Shellfish aquaculture is an activity of statewide interest and a water dependent preferred use under Washington’s Shoreline Management Act. The majority of the farmed shellfish production occurs on privately owned tidelands with a lesser amount on inter and subtidal lands leased from the State. Farms in place prior to March 12, 2007 are permitted under the U.S. Army Corps of Engineers Nationwide Permit 48 (NWP48). New farms initiated after that date require Individual Army Corps Permits (IPs). These federal permits require ESA Section 7 consultation by NOAA Fisheries and the US Fish & Wildlife Service as well as review for impact to Essential Fish Habitat under the Magnusson Stevens Act. The Army Corps permit must also be certified by the Washington Department of Ecology pursuant to the Coastal Zone Management Act and, in some instances, Section 401 of the Clean Water Act.
Army Corps permitting ensures that shellfish aquaculture activities don’t adversely impact finfish resources. They also need to be closely monitored so that the activities don’t adversely affect tribal wild shellfish fisheries (both biologically and economically). Precaution needs to be taken so that shellfish aquaculture activities also do not disturb or destroy culturally significant sites and practices of the tribes.
The Northwest Indian Fisheries Commission encourages the continued study of the biological, environmental, cultural, and economic impacts of shellfish aquaculture. These studies should include but not be limited to:
- Biological impacts of shellfish culture to native stocks of shellfish and other species;
- Impacts of culture and harvesting practices to near shore and other shoreline habitats;
- Economic impacts of wild vs. farmed harvests
- Social, cultural and economic value of shellfish aquaculture to the Tribes
The NWIFC acknowledges that wild and cultured shellfish are ecologically important to the health of Washington’s marine waters. Their filtering improves water clarity, encourages eelgrass and macroalgae growth and can help remove excess nutrients where they are a problem.
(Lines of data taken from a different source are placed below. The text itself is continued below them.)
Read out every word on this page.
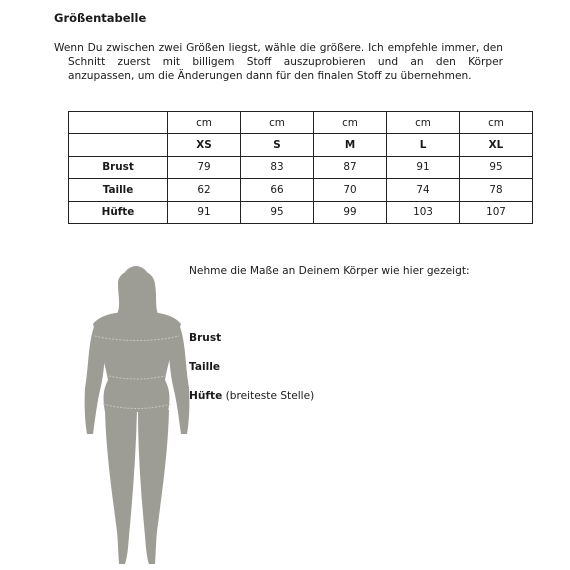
Größentabelle
Wenn Du zwischen zwei Größen liegst, wähle die größere. Ich empfehle immer, den
Schnitt zuerst mit billigem Stoff auszuprobieren und an den Körper
anzupassen, um die Änderungen dann für den finalen Stoff zu übernehmen.
	cm	cm	cm	cm	cm
	XS	S	M	L	XL
Brust	79	83	87	91	95
Taille	62	66	70	74	78
Hüfte	91	95	99	103	107
Nehme die Maße an Deinem Körper wie hier gezeigt:
Brust
Taille
Hüfte (breiteste Stelle)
The NWIFC supports the continued development of shellfish aquaculture in Puget Sound and its surrounding waters. The Commission encourages Tribes to explore shellfish aquaculture as a means of enhancing shellfish resources for cultural and economic gain. The Commission will work cooperatively with affected governments, Tribes, private parties, and private businesses to ensure the orderly, environmentally responsible and sustainable development of shellfish aquaculture.